D'entrée de jeu, on pourrait toujours avancer l'hypothèse que le sens de la
vie est une notion abstraite inventée par l'homme pour l'aider à assumer son existence. Comme de nombreuses personnes l'ont déjà
fait avant moi, après maintes réflexions sur le sens de l'existence, j'arrive à cette conclusion que la vie est absurde,
qu'elle n'a pas vraiment de sens et qu'elle ne vaut peut-être pas la peine d'être vécue. Par conséquent j'ai le choix de l'accepter telle qu'elle est, de l'assumer, ou encore de la rejeter. Mais comme je n'ai pas assez de courage ou de logique pour mettre fin à mes jours, qu'est-ce que je fais? Je ne peux tout de même pas brailler sur mon sort jusqu'à la fin de mes jours! Alors il me faut trouver une alternative, une solution, en supposant bien sûr qu'une telle solution puisse exister.

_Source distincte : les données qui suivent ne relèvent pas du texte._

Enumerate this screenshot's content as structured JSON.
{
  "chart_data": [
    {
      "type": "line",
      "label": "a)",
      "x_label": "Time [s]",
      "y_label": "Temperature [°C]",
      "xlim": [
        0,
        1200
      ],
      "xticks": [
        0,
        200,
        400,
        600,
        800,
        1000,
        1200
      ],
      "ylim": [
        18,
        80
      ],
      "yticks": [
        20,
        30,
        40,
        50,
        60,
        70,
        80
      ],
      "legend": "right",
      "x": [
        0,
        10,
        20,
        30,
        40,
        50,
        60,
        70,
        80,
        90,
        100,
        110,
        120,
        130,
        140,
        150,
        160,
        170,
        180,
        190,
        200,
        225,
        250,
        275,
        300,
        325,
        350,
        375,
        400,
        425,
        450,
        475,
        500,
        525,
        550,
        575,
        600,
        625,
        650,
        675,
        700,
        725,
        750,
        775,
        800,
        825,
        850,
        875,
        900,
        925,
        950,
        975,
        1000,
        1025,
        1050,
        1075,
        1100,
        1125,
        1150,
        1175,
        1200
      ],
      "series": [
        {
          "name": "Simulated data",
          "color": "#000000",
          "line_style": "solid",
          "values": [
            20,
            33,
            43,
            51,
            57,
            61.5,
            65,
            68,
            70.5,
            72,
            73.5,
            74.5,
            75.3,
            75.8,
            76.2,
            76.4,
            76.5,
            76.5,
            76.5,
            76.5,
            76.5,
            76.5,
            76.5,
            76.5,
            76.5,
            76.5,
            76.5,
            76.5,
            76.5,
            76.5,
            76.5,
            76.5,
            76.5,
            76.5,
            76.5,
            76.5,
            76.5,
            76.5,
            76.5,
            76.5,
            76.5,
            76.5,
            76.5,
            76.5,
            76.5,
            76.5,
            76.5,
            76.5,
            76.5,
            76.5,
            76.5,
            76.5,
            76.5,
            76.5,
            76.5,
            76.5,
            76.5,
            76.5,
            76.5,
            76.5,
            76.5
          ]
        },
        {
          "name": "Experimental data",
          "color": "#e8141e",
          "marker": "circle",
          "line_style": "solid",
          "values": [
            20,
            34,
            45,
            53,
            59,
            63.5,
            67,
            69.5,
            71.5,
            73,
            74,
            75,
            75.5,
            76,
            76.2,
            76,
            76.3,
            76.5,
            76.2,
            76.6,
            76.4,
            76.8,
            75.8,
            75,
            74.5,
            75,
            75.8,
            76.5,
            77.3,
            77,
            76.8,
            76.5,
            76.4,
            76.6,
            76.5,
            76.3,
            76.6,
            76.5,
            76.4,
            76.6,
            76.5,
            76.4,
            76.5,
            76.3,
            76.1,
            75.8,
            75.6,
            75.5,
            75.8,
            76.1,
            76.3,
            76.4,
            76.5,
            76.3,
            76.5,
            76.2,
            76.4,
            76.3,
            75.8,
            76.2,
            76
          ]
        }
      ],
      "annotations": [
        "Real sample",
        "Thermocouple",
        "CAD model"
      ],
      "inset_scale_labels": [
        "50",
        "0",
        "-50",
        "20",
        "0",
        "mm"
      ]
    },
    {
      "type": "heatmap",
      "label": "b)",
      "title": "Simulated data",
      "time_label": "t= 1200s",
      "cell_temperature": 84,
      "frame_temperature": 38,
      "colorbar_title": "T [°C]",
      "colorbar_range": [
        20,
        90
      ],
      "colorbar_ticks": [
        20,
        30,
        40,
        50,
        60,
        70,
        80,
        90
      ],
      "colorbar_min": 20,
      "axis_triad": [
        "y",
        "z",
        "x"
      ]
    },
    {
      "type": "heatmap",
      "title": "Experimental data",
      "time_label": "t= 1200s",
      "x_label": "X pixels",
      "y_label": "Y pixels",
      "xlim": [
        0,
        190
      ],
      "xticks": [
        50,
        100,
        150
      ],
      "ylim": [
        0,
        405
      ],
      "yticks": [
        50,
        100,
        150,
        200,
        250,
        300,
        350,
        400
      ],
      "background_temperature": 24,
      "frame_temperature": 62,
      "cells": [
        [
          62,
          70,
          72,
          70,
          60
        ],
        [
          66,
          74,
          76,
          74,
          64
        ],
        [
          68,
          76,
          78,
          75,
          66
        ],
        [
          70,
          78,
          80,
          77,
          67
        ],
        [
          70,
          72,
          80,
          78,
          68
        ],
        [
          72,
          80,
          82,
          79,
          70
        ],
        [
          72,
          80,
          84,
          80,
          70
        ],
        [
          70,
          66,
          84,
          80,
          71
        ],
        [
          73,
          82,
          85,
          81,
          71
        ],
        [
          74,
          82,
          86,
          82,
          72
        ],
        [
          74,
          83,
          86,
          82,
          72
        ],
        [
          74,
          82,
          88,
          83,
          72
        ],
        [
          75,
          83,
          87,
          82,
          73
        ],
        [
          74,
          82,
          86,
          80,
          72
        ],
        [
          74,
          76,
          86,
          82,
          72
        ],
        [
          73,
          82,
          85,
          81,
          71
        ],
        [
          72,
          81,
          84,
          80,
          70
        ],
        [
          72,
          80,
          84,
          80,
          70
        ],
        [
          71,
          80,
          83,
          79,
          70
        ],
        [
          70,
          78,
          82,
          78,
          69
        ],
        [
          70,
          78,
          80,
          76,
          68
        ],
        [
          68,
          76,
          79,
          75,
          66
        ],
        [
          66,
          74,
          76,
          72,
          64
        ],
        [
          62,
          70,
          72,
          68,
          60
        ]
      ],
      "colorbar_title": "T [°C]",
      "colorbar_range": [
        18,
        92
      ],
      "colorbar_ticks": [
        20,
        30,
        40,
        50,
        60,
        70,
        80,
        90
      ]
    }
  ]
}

Pour combler ce vide existentiel qui n'est pas des plus sécurisant j'en conviens, je pourrais toujours me réfugier dans la spiritualité religieuse pour y puiser quelques éléments qui pourraient donner du sens à ma vie. Mais ça ne m'intéresse pas vraiment, car j'ai déjà goûté à cette médecine de sorciers qui ne fait qu'entretenir les illusions et les faux espoirs. Alors peut-être pourrais-je m'élever au niveau du scientiste et m'identifier à une parcelle d'énergie universelle indispensable à l'évolution du grand mouvement de l'univers? Cette alternative ne pourrait être soutenue bien longtemps puisqu'elle fléchirait sous le poids du libre examen, c'est-à-dire de ma pensée rationnelle ou de mon esprit critique qui remet tout en question, y compris mes propres convictions personnelles.
En fait, je me considère comme étant un sceptique qui s'accorde le bénéfice du doute. Le véritable bénéfice que j'ai pu retirer de ce doute est nul autre que la reconnaissance d'une heureuse relativité des choses et du monde. Et c'est à travers cette universelle relativité que j'ai pu assumer le mieux possible ce doute perpétuel qui m'accompagne dans toutes mes réflexions. Le relatif n'est pas pour moi quelque chose de vertigineux qui s'apparente au nihilisme. Au contraire, l'aspect relatif des choses m'incite à approfondir davantage ma pensée et à puiser à travers ce doute systématique des éléments stables et rassurants de "vérité" ou de "réalité" qui font directement référence à mes sentiments, mes connaissances et mon vécu. Tout en reconnaissant que, pour quelqu'un d'autre, une dimension de la réalité puisse être autrement.
Comme c'est bizarre, même si je trouve la vie quelque peu absurde, je me perçois toutefois comme un homme relativement heureux, et qui a le goût de mordre dans la vie. Il existe donc en moi une force vitale qui me pousse à continuer. Mais quelle est cette puissance qui fait que, même si je considère absurde le fait d'exister, j'ai toujours le désir de poursuivre l'aventure? À mon avis, l'explication la plus pertinente ne peut être que l'instinct de conservation propre à toute espèce. Et si cet instinct de survie n'existait pas, je ne serais certes pas là pour en témoigner, ni vous non plus pour me lire présentement. Mais cet instinct de survie ne peut, à lui seul, générer ce que nous pourrions considérer comme étant des éléments qui pourraient vraiment donner sens à notre vie.